David Hockney at York Art Gallery 2011. Phot Gareth Buddo
David Hockney at York Art Gallery 2011. Phot Gareth Buddo

Guest blog post by Alison McIntyre

David Hockney has been a hero of mine, and no doubt lots of other people, since I was a teenager. So I was very excited about going to see Bigger Trees Near Warter (it’s a village between York and Driffield, not a typo!) at York Art Gallery, especially as this part of Hockney’s career is one I’m particularly excited about.

Hockney has fairly recently moved back part-time from the west coast of America and devotes his time here to painting the Yorkshire Wolds – the low hills in East and North Yorkshire. He paints outside on canvas, often at the side of the road after having driven around for hours looking for the perfect composition. He paints all year round and the paintings map the changing landscape with trees as a particular focus – when trees are cut down he paints the felled trees! There is a fantastic documentary about these paintings called A Bigger Picture by Bruno Wollheim, which you can watch at the gallery.

When I entered the room I was completely blown away by the size of the painting, even though I knew it was going to be big. What struck me next was the feeling of spontaneity it manages to convey, despite the fact that it was meticulously planned and took six weeks to complete – in Hockney’s words, “You’ve really got to prepare if you’re going to be spontaneous”. I think it achieves this spontaneity because each individual canvas is spontaneous in itself. To understand this and to really appreciate the picture you need to know a little about how it was created.

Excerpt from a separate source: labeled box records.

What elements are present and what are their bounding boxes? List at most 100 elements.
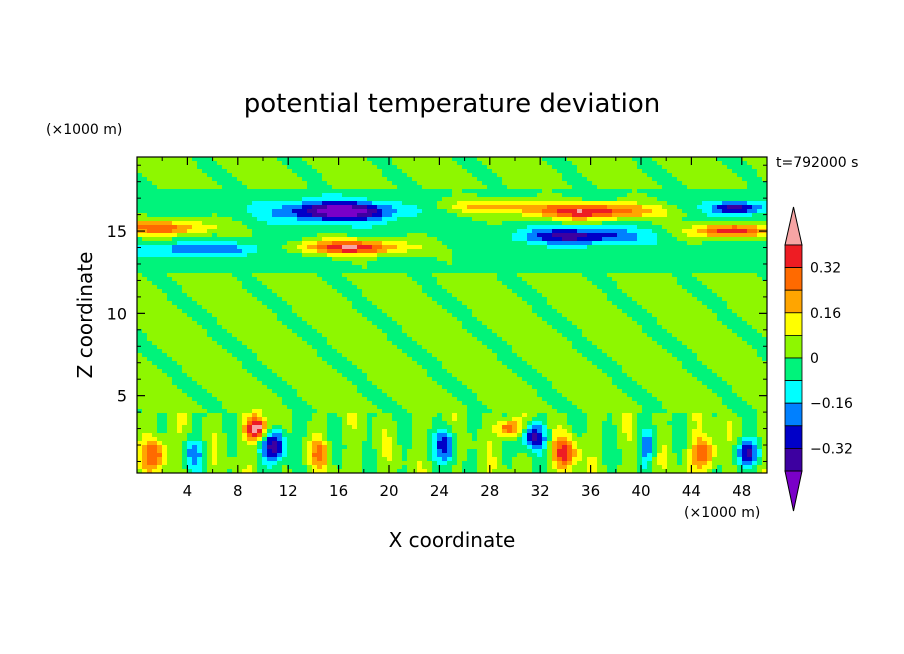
contour-cell	[372, 181, 378, 186]
contour-cell	[742, 229, 748, 234]
contour-cell	[682, 253, 688, 258]
contour-cell	[472, 305, 478, 310]
contour-cell	[742, 305, 748, 310]
contour-cell	[702, 293, 708, 298]
contour-cell	[417, 165, 423, 170]
contour-cell	[242, 177, 248, 182]
contour-cell	[467, 185, 473, 190]
contour-cell	[472, 237, 478, 242]
contour-cell	[217, 213, 223, 218]
contour-cell	[667, 297, 673, 302]
contour-cell	[612, 209, 618, 214]
contour-cell	[632, 233, 638, 238]
contour-cell	[237, 233, 243, 238]
contour-cell	[347, 237, 353, 242]
contour-cell	[367, 241, 373, 246]
contour-cell	[517, 237, 523, 242]
contour-cell	[262, 213, 268, 218]
contour-cell	[402, 285, 408, 290]
contour-cell	[297, 189, 303, 194]
contour-cell	[727, 189, 733, 194]
contour-cell	[757, 241, 763, 246]
contour-cell	[642, 241, 648, 246]
contour-cell	[372, 221, 378, 226]
contour-cell	[557, 161, 563, 166]
contour-cell	[347, 285, 353, 290]
contour-cell	[637, 241, 643, 246]
contour-cell	[417, 161, 423, 166]
contour-cell	[557, 269, 563, 274]
contour-cell	[522, 265, 528, 270]
contour-cell	[702, 193, 708, 198]
contour-cell	[602, 289, 608, 294]
contour-cell	[222, 189, 228, 194]
contour-cell	[757, 253, 763, 258]
contour-cell	[282, 249, 288, 254]
contour-cell	[317, 197, 323, 202]
contour-cell	[492, 245, 498, 250]
contour-cell	[402, 185, 408, 190]
contour-cell	[622, 285, 628, 290]
contour-cell	[472, 205, 478, 210]
contour-cell	[257, 181, 263, 186]
contour-cell	[432, 181, 438, 186]
contour-cell	[632, 305, 638, 310]
contour-cell	[192, 189, 198, 194]
contour-cell	[222, 217, 228, 222]
contour-cell	[272, 293, 278, 298]
contour-cell	[637, 285, 643, 290]
contour-cell	[372, 293, 378, 298]
contour-cell	[697, 209, 703, 214]
contour-cell	[387, 237, 393, 242]
contour-cell	[722, 173, 728, 178]
contour-cell	[292, 249, 298, 254]
contour-cell	[537, 217, 543, 222]
contour-cell	[422, 205, 428, 210]
contour-cell	[317, 277, 323, 282]
contour-cell	[142, 157, 148, 162]
contour-cell	[242, 157, 248, 162]
contour-cell	[282, 241, 288, 246]
contour-cell	[572, 217, 578, 222]
contour-cell	[552, 273, 558, 278]
contour-cell	[602, 265, 608, 270]
contour-cell	[547, 249, 553, 254]
contour-cell	[462, 257, 468, 262]
contour-cell	[477, 205, 483, 210]
contour-cell	[642, 217, 648, 222]
contour-cell	[252, 293, 258, 298]
contour-cell	[712, 281, 718, 286]
contour-cell	[392, 237, 398, 242]
contour-cell	[187, 185, 193, 190]
contour-cell	[752, 193, 758, 198]
contour-cell	[487, 281, 493, 286]
contour-cell	[427, 289, 433, 294]
contour-cell	[337, 181, 343, 186]
contour-cell	[172, 289, 178, 294]
contour-cell	[147, 265, 153, 270]
contour-cell	[287, 161, 293, 166]
contour-cell	[197, 229, 203, 234]
contour-cell	[567, 225, 573, 230]
contour-cell	[367, 217, 373, 222]
contour-cell	[197, 261, 203, 266]
contour-cell	[297, 305, 303, 310]
contour-cell	[487, 261, 493, 266]
contour-cell	[457, 273, 463, 278]
contour-cell	[337, 281, 343, 286]
contour-cell	[512, 165, 518, 170]
contour-cell	[542, 221, 548, 226]
contour-cell	[647, 277, 653, 282]
contour-cell	[647, 237, 653, 242]
contour-cell	[447, 177, 453, 182]
contour-cell	[387, 229, 393, 234]
contour-cell	[742, 273, 748, 278]
contour-cell	[392, 305, 398, 310]
contour-cell	[342, 285, 348, 290]
contour-cell	[632, 201, 638, 206]
contour-cell	[297, 233, 303, 238]
contour-cell	[342, 245, 348, 250]
contour-cell	[427, 197, 433, 202]
contour-cell	[282, 181, 288, 186]
contour-cell	[482, 213, 488, 218]
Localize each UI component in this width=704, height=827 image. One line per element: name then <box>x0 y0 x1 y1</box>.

Lots of people, including myself with school kids and Rolf Harris in Trafalgar Square, have taken a picture, cut it into squares and asked people to re-create a square each. We’ve then put the picture back together like a jigsaw and the effect is striking. Hockney has used a similar technique to produce some fantastic multiple canvas images of the grand canyon.
This painting is uniquely different though. Hockey was outside, he would look at what he planned to paint for ages, then paint it very quickly and spontaneously. His assistant photographed each painting and built up a photo-mosaic of the finished canvasses. Hockney would look at this whilst he was painting, to step back and get the bigger picture, but each canvas was drawn outside from real life, with the adjoining canvasses propped up next to it to make sure they matched (there are errors but they add to the whole rather than detract). Hockney hints at this difference, and his combination of traditional landscape painting techniques with state of the art technology, with an alternative title (a little cryptically in French) Peinture sur le Motif pour le Nouvel Age Post-Photographique – Painting on the Reason for the New Post-Photographic Age

I find this an incredible process, especially as the picture captures the very beginnings of Spring – the daffodils at the front, the trees just beginning to bud, the pink grasses and copse in the distance giving a sense of Spring light – so had to be finished before the real onset of Spring. There are 50 canvasses in total, painted in six weeks so that’s more than one canvas every day and this is Britain – it must have rained on some of those days!

The picture itself swallows you up into it. The more you look the more you see how perfectly each tree, branch, plant and twig are rendered, then stepping back the almost childlike simplicty and spontaneity hits you all over again.
I think this is a truly magical painting and a feat of artistic skill hard to rival. A must see for everyone!